L’un des principaux problèmes que soulève le cas d’Erwan Siadou est l'absence d'indépendance du pouvoir judiciaire au Gabon. Cette indépendance du pouvoir judiciaire signifie que le juge doit rendre la justice à l’abri de toute instruction ou pression. Or, dans cette affaire la crédibilité du juge d’instruction et du juge d’appel ayant confirmé la liberté provisoire des deux jeunes gens est fortement mise en cause. Il apparaît en effet incohérent d’accorder la liberté à des personnes présumées coupables d’un crime puni par la reclusion criminelle au sens du code pénal. Sur les réseaux sociaux notamment Facebook et TikTok où l’affaire est largement médiatisée, on peut lire dans les nombreux commentaires de jeunes gabonais des soupçons de corruption à l’endroit du système judiciaire. Une hypothèse qui ne saurait être écartée au regard des nombreux scandales ayant déjà éclaboussé la profession. 

Cependant, l’indépendance du système judiciaire implique également un respect de la séparation des pouvoirs (exécutif-législatif-judiciaire). Le communiqué du ministère de la justice ordonnant au procureur général de prendre les mesures légales et adéquates afin de venir à bout de cette situation, n’est-il pas également une preuve de l’ingérence de l’exécutif dans les affaires judiciaires même si dans ce cas il en va de la préservation de l’équilibre de la société ? 

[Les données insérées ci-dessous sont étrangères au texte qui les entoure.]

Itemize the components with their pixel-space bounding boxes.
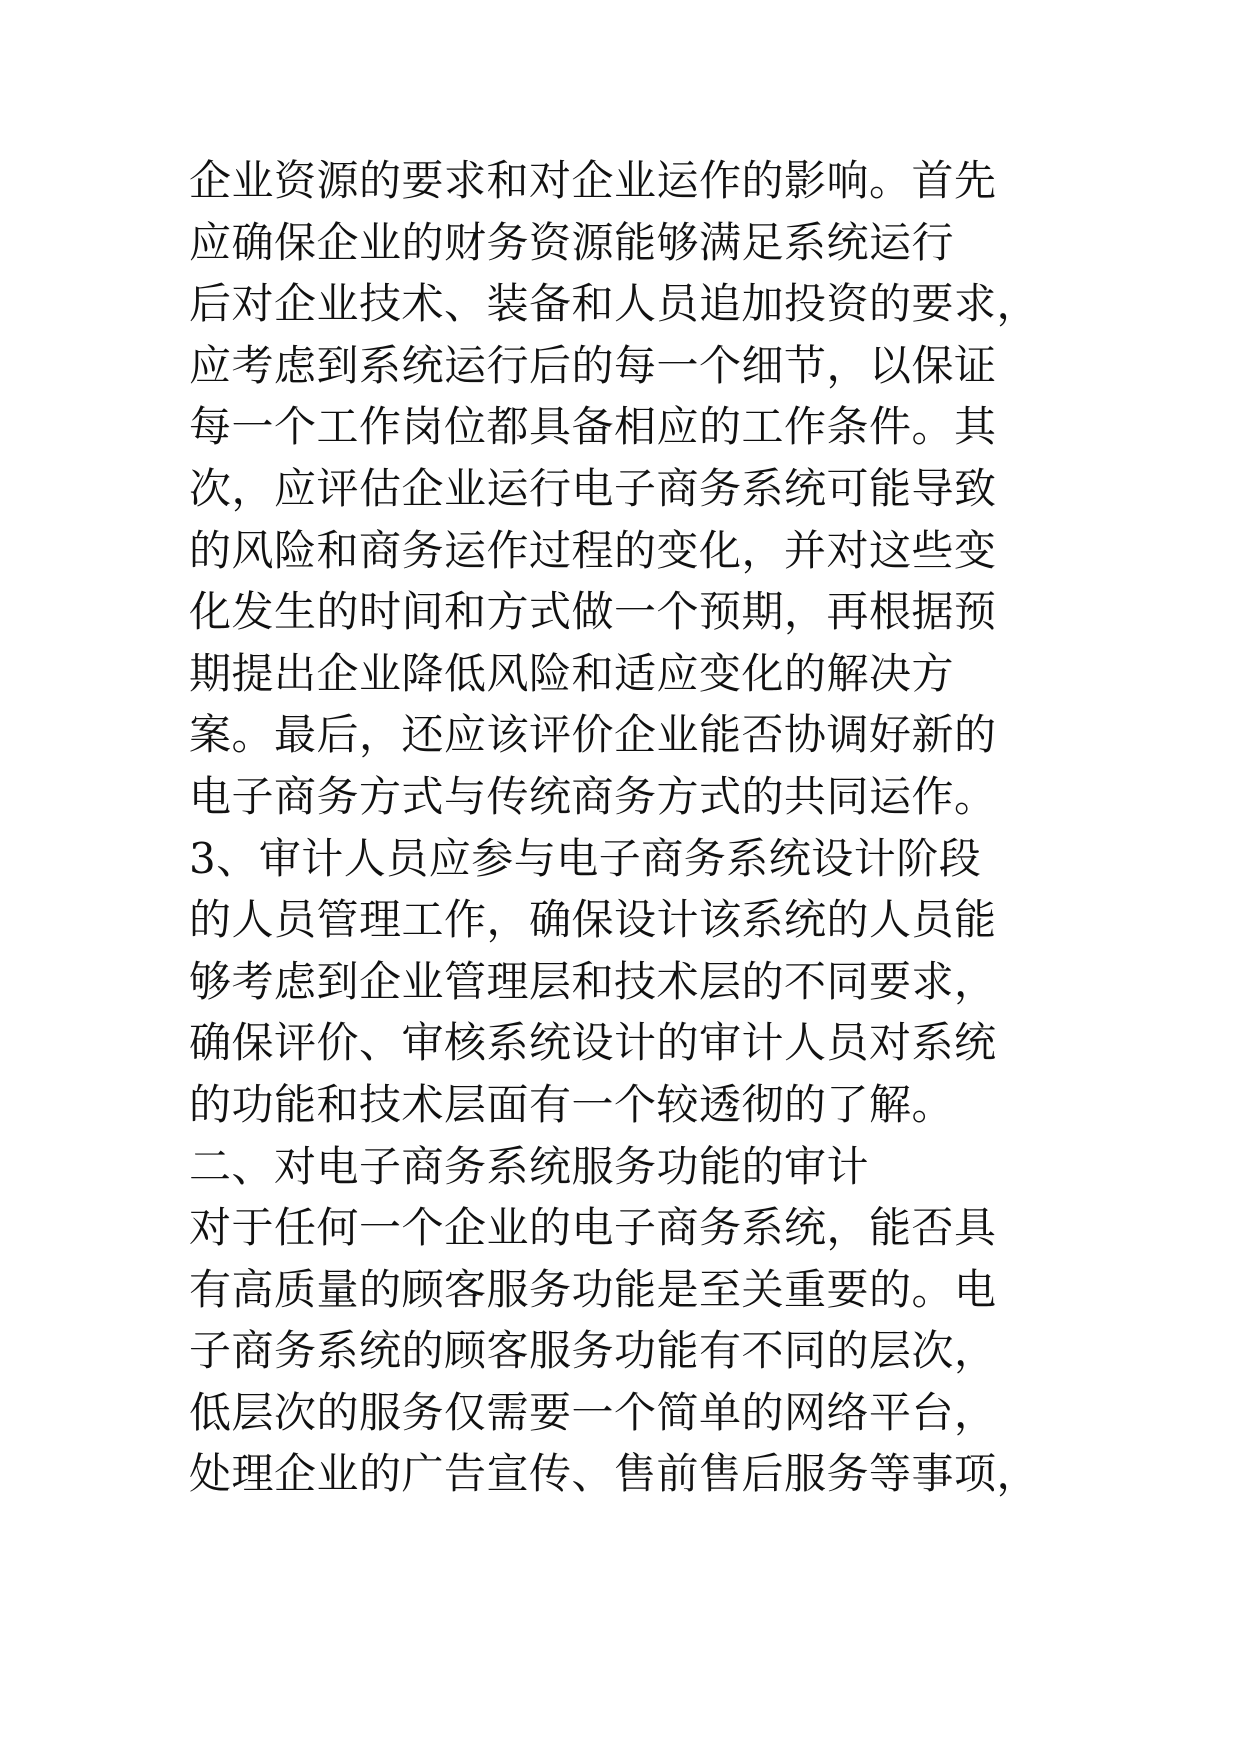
text-line: 低层次的服务仅需要一个简单的网络平台， (189, 1387, 997, 1437)
text-line: 企业资源的要求和对企业运作的影响。首先 (189, 156, 997, 205)
text-line: 电子商务方式与传统商务方式的共同运作。 (189, 771, 997, 821)
section-heading: 二、对电子商务系统服务功能的审计 (189, 1141, 870, 1191)
text-line: 次，应评估企业运行电子商务系统可能导致 (189, 463, 997, 513)
text-line: 处理企业的广告宣传、售前售后服务等事项， (189, 1449, 1040, 1499)
text-line: 化发生的时间和方式做一个预期，再根据预 (189, 587, 997, 637)
text-line: 每一个工作岗位都具备相应的工作条件。其 (189, 402, 997, 452)
text-line: 的风险和商务运作过程的变化，并对这些变 (189, 525, 997, 575)
text-line: 的人员管理工作，确保设计该系统的人员能 (189, 895, 997, 945)
text-line: 的功能和技术层面有一个较透彻的了解。 (189, 1079, 955, 1129)
text-line: 3、审计人员应参与电子商务系统设计阶段 (189, 833, 982, 883)
text-line: 应确保企业的财务资源能够满足系统运行 (189, 217, 955, 267)
text-line: 应考虑到系统运行后的每一个细节，以保证 (189, 340, 997, 390)
text-line: 够考虑到企业管理层和技术层的不同要求， (189, 956, 997, 1006)
body-text (189, 150, 1189, 1505)
text-line: 案。最后，还应该评价企业能否协调好新的 (189, 710, 997, 760)
text-line: 期提出企业降低风险和适应变化的解决方 (189, 648, 955, 698)
text-line: 后对企业技术、装备和人员追加投资的要求， (189, 279, 1040, 329)
text-line: 有高质量的顾客服务功能是至关重要的。电 (189, 1264, 997, 1314)
text-line: 确保评价、审核系统设计的审计人员对系统 (189, 1018, 997, 1068)
text-line: 子商务系统的顾客服务功能有不同的层次， (189, 1326, 997, 1376)
text-line: 对于任何一个企业的电子商务系统，能否具 (189, 1203, 997, 1253)
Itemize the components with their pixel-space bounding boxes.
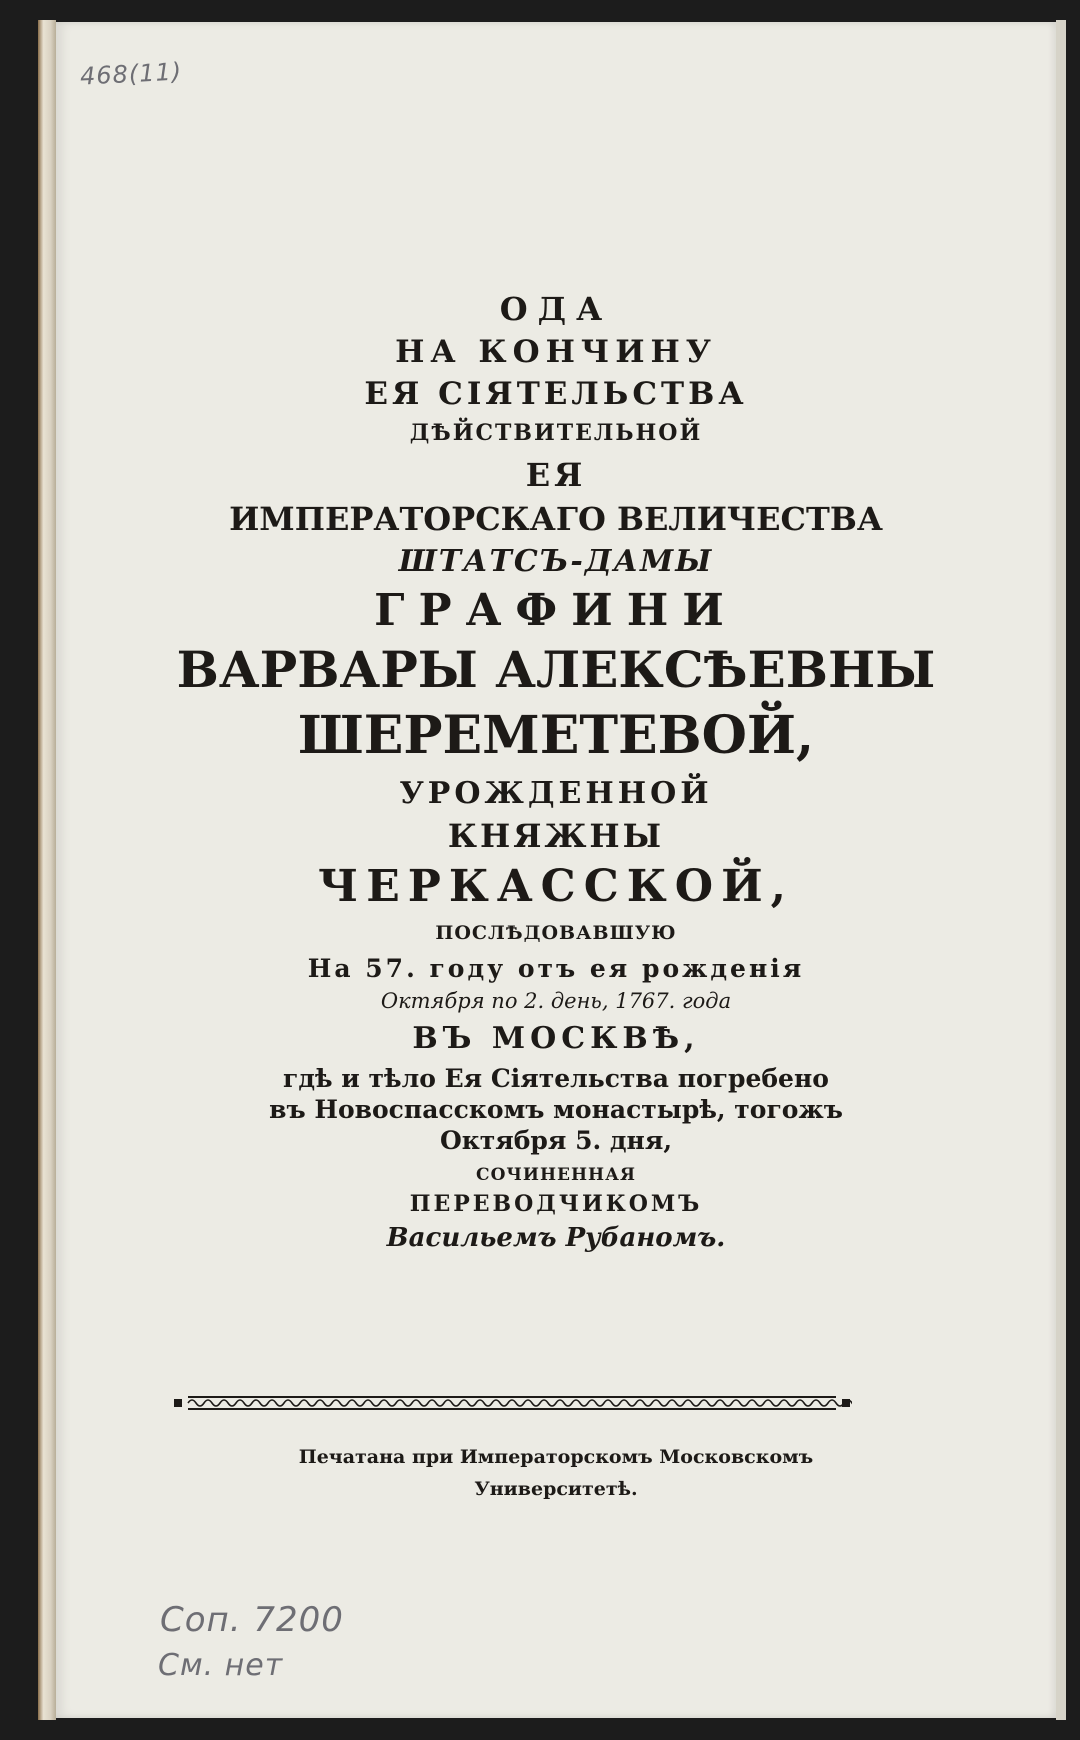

De nouveaux éléments à prendre en considération dans l’affaire ? 

Depuis que l’affaire a pris des proportions inquiétantes sur les réseaux sociaux, de nouveaux éléments fournis par le père d’Erwan Siadous, Stéphane Siadous ont été relayés sur les médias. Selon lui, les présumés coupables auraient été torturés pendant quatre jours et menacés de mort. Acculés, il auraient avoué un acte qu’ils n’auraient pas commis afin d’échapper à des représailles. Stéphane Siadous accuse ainsi la police d’avoir cédé à des pressions extérieures pour clore l’affaire rapidement. 

De plus, le clan Siadous accuse la police d’avoir fait disparaître des preuves en particulier  des vidéos de surveillance d’une pharmacie proche du lieu du crime, vidéos qui auraient pu innocenter les jeunes accusés. Ces images, pourtant récupérées par les officiers de police judiciaire, n’ont jamais été versées au dossier, soulevant des questions sur les véritables intentions des forces de l’ordre. Si ces nombreux éléments viennent de la famille Siadous que l’on pourrait suspecter de vouloir blanchir leurs enfants, ils devraient néanmoins être pris en considération dans l’idée que chacun se fait de cette situation macabre. Les réseaux sociaux et la propagande ne devant pas obscurcir le point de vue de chacun et conduire à une vendetta sans merci.